Ketika ada yang menganjurkan agar mengecek kebenaran sebuah informasi sebelum disebarkan melalui media sosoal tentulah bertentangan dengan prinsip para pembuat dan penyebar informasi hoax. Mereka justru tidak akan pernah menjadikan media mainstream jadi patokan.
Setiap kali diundang untuk pelatihan penulisan berita yang berempati dengan perspektif gender ada sebuah media yang tidak pernah mengirimkan wartawan untuk mengikuti pelatihan tsb. Padahal, pelatihan gratis, ongkos dan akomodasi ditanggung. Karena penasaran yang mengundang, sebuah lembaga pelatihan media di Yogyakarta, mengontak media tsb. Jawaban yang diterima memang bikin kepala geleng-geleng, tapi pemimpin redaksi media itu jujur: "Kalau wartawan saya memahami gender, mereka tidak akan mau lagi menulis berita yang tidak berperspektif gender."
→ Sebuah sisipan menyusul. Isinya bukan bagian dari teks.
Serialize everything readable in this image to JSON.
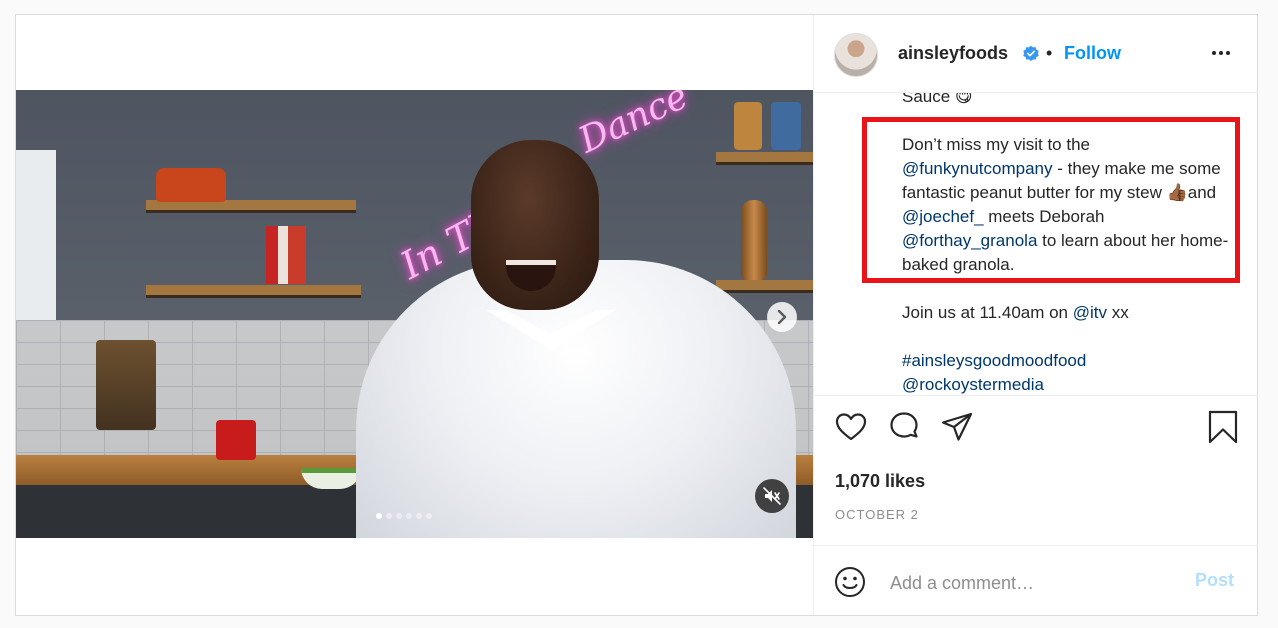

Itu artinya berita pun tidak lagi bisa ditulis dengan sensasional. Tapi, di lain pihak tentulah petaka bagi wartawan media itu karena sama sekali buta tentang (perspektif) gender sehingga tulisan mereka pun mengabaikan fakta empiris di ranah sosical settings.
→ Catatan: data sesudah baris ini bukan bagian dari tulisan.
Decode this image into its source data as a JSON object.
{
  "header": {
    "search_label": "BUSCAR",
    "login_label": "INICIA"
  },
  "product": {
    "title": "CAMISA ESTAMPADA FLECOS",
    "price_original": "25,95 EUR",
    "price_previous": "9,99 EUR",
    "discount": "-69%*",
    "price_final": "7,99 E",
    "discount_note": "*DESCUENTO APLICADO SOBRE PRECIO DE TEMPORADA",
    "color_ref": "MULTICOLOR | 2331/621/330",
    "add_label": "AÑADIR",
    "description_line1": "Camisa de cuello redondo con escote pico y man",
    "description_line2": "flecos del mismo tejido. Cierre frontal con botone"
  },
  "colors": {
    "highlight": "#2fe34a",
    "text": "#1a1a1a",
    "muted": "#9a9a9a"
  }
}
Nah, analoginya adalah terhadap orang-orang yang mengolah informasi jadi hoax (penipuan melalui informasi yang dikemas seperti news atau berita). Mereka justru mengolah informasi yang akurat menjadi kabar bohong yang dikemas seperti berita yang disebarkan melalui akun-akun media sosial yang menyebar dengan cepat (Baca juga: Hoax Memang Dicari-cari).
Komunitas 'the haters' justru memakai mesin pencari dengan kata kunci sesuai dengan kebentian mereka. Misalnya, 'si polan maling'. Maka, kalau ada informasi atau berita yang justru membantah kata kunci itu mereka abaikan atau mereka olah sedemkian rupa agar sesuai dengan yang mereka harapkan.
Pengamat intelijen, Wawan Purwanto, menyarankan agar masyarakat menjadikan media mainstream atau arus utama sebagai acuan informasi di tengah maraknya media penyebar berita palsu (hoax) dan penyebar propaganda radikalisme belakangan ini (antaranews.com, 12/1-2018). Anjuran ini justru tidak akan diindahkan oleh pembuat dan penyebar hoax karena yang mereka perlukan adalah kabar bohong bukan berita yang akurat dan faktual sesuai dengan standar jurnalistik.
Beberapa kalangan yang keblinger (KBBI: sesat, keliru) yang menentang UU ITE dengan alasan menghambat kebebasan berekspresi justru ikut menyeburkan penyebaran berita bohong (hoax). Rupanya, bagi mereka fitnah, caci-maki, ejekan, ujaran kebencian, dll. termasuk sebagai kebebasan berekspresi [Baca juga: Disebut-sebut Kritis dan Ekspresif: Kok, Ada yang Hanya (Bisa) Menyerang Pribadi, Fitnah dan Caci-maki?].
Begitu juga dengan anjuran Wakil Gubernur DKI Jakarta, Sandiaga Uno, yang mengimbau agar masyarakat tak asal menyebarkan informasi yang belum bisa diketahui kebenarannya (kompas.com, 6/3-2018). Pak Sandiaga, kalau informasinya benar tidak akan pernah mereka disebarkan. Mereka justru mengemas barita yang benar jadi infomasi hoax. Itulah sebabnya mereka tidak akan pernah mau menguji informasi yang mereka dapat dan olah (Baca juga:"Penggemar" Hoax Justru Mengabaikan Berita Faktual di Media Mainstream).
Wawan menilai keberadaan media penyebar hoax dan propaganda radikalisme sangat membahayakan kehidupan berbangsa dan bernegara di Indonesia, apalagi informasi-informasi berisi hasutan. Justru itulah yang mereka harapkan agar terjadi kekacauan.
Fitnah, ujaran kebencian dan hasutan jadi masalah besar dalam informasi hoax karena dibumbui dengan SARA (suku, agama, ras dan antargolongan). Celakanya, tingkat literasii dan pemahaman terhadap media di banyak kalangan sangat rendah.
Akses mereka ke sumber-sumber informasi pun sangat terbatas. Akibatnya, informasi yang mereka terima di posel dan telepon pintar tidak dikonfirmasi dengan sumber informasi lain.